Lay summary: Liver inflammation is observed during SARS-CoV-2 infection but can also occur in some individuals after vaccination and shares some typical features with autoimmune liver disease. In this report, we show that highly activated T cells accumulate and are evenly distributed in the different areas of the liver in a patient with liver inflammation following SARS-CoV-2 vaccination. Moreover, within the population of these liver-infiltrating T cells, we observed an enrichment of T cells that are reactive to SARS-CoV-2, suggesting that these vaccine-induced cells can contribute to liver inflammation in this context.

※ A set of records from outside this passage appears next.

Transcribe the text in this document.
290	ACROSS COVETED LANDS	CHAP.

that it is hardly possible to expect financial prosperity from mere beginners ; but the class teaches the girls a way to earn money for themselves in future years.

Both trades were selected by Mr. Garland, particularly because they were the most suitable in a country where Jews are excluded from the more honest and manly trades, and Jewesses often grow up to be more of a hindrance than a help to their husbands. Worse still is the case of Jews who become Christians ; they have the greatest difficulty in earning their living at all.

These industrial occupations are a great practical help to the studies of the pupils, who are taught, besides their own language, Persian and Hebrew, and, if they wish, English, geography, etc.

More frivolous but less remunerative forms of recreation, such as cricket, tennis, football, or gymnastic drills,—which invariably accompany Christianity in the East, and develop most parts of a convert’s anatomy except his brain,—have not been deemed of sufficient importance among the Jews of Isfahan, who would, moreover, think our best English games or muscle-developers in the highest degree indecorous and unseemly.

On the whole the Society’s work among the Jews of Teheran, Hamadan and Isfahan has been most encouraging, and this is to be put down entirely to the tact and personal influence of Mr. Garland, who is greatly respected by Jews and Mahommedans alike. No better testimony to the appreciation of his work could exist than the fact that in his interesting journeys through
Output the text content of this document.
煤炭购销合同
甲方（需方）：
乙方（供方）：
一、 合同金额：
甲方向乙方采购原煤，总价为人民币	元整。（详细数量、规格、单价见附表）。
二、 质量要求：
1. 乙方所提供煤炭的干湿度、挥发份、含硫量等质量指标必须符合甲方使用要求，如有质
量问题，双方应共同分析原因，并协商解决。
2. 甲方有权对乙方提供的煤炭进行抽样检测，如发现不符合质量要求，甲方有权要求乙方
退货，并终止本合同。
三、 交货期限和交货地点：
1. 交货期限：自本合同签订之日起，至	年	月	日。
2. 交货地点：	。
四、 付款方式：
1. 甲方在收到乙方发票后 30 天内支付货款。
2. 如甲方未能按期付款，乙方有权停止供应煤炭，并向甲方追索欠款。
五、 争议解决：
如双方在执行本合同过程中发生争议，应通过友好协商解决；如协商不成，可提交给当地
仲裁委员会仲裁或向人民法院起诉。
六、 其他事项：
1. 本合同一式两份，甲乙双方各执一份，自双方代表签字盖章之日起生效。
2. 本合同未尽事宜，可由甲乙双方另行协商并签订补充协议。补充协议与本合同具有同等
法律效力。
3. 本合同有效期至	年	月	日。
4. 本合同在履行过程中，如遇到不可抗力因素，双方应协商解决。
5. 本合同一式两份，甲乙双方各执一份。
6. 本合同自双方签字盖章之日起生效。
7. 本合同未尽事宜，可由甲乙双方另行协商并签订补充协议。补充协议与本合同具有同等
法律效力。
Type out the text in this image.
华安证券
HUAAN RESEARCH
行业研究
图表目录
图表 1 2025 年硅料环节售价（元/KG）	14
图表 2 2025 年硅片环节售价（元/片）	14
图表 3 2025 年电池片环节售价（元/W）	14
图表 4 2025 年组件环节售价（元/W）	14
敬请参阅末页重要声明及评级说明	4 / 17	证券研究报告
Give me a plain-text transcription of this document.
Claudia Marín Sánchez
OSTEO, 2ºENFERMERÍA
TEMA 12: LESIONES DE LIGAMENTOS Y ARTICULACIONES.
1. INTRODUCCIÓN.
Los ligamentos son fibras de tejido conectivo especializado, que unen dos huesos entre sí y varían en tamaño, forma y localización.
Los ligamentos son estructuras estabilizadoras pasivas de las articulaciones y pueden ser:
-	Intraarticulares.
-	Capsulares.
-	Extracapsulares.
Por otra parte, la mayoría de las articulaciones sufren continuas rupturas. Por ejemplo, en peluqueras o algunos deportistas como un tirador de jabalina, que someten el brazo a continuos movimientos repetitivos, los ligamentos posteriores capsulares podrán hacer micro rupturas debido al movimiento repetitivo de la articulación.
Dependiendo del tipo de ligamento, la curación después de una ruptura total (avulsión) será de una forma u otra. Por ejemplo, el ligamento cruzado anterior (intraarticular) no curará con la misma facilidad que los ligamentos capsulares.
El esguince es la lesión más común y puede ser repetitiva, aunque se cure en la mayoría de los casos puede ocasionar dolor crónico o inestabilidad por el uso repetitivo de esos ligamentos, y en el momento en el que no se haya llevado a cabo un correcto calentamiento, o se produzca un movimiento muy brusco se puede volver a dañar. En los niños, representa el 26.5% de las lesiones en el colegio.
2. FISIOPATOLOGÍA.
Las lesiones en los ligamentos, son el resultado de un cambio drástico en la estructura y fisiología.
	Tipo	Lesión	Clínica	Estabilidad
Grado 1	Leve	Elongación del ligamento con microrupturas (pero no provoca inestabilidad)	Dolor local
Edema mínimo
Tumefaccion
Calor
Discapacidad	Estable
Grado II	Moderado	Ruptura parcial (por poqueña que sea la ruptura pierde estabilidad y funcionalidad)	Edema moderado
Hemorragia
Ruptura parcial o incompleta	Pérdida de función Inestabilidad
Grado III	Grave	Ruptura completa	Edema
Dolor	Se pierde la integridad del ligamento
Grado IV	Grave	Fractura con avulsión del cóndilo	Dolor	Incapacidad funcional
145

Keywords: Autoimmune hepatitis; CD8+ T cell; COVID-19; Immunosuppression; Vaccination; Virus-specific T cell.

Graphical abstract

Fig. 1

Clinical course with hepatitis after BNT162b2 vaccination. (A) Time course of ALT, AST, ALP, GGT and bilirubin levels after BNT162b2 vaccination in the patient. Arrows indicate the timepoint of BNT162b2 prime and boost vaccination. Arrowheads indicate timepoint of liver biopsy. Duration and dose of budesonide (9 mg/d) and prednisolone therapy (initially 50 mg/d) is shown in light blue and grey colorization. (B) Comparison of anti-spike S1 IgG antibody titers between patients and timepoint-matched vaccines who did not develop hepatitis. (C) Longitudinal analysis of anti-spike S1 IgG antibodies before and after the initiation of therapy. ALP, alanine phosphatase; ALT, alanine aminotransferase; AST, aspartate aminotransferase; dpb, days post boost; GGT, gamma-glutamyltransferase.

Fig. 2

Deep spatial analysis of the hepatic immune environment reveals immune infiltration dominated by cytotoxic CD8 T cells. The liver biopsy was analyzed by highly multiplexed IMC. (A) Pseudocolored IMC images of the liver biopsy. Top left: Composite visualization of CD45, CK7, CD34, LYVE1, a-SMA and DNA are indicated by colors. Single marker visualization is shown for markers depicted on the left border of the visualizations. A region of interest is indicated by the box and detailed at higher resolution. Scale bars indicate 500 μm and 200 μm in the inserts, respectively. (B) Cell counts of immune cell subsets in the liver are shown as stacked barplots compared to controls. (C) Composite IMC image visualizing examples of liver zones defined by structural markers: Periportal (top), intermediate (middle) and centrilobular zones (bottom). Immune cell counts within the defined regions visualized as stacked barplots next to the respective inserts. Scale bars indicate 200 μm and 100 μm in the inserts, respectively. (D) Enrichment of indicated immune populations was calculated by dividing cell density in the patient sample by the mean of control samples. (E) Distribution of GrzB-positive CD8 T-cell and granulocyte cell counts within the liver zones. (F) Frequency (left) and cell density (right) of HLA-DR+ CD38+ CD8 T cells are shown for the patient with hepatitis and controls. GrzB, granzyme B; IMC, imaging mass cytometry.

Fig. 3

Immunophenotype of peripheral and vaccine-elicited CD8 T cells correlates with hepatitis severity. (A) t-SNE representation of flow cytometry data comparing non-naïve CD8+ T cells 27 dpb in the patient’s liver (red) and blood (blue). Expression levels of CXCR6, CD69, CD103 and CD38 are indicated (blue: low expression; red: high expression). (B) Quantified expression levels of CD38, 27 dpb on non-naïve CD8+ T cells within the patient’s liver (red) and blood (blue) compared to timepoint matched vaccinees without development of hepatitis. (C) Original bivariate plots showing frequencies of spike-specific (A∗03/S378) CD8+ T cells within the CD8+ T-cell population at 27 dpb, liver (red) and blood (blue). Expression levels of CXCR6, CD69, CD103 and CD38 of spike-specific CD8+ T cells are indicated. (D) Longitudinal analysis of calculated ex vivo spike-specific CD8+ T-cell frequencies. (E) Longitudinal analysis of CD38, (F) GrzB, (G) Tbet+CD38hi CD8+ T cells are shown with time-matched ALT (U/L) levels depicted in grey with connected dots, circulating non-naïve spike-specific CD8+ T cells (blue circle) and non-naïve bulk CD8+ T cells (grey open circle). Colored background indicates the patient’s therapy regime (light blue: budesonide, grey: prednisolone). ALT, alanine aminotransferase; dpb, days post boost; GrzB, granzyme B.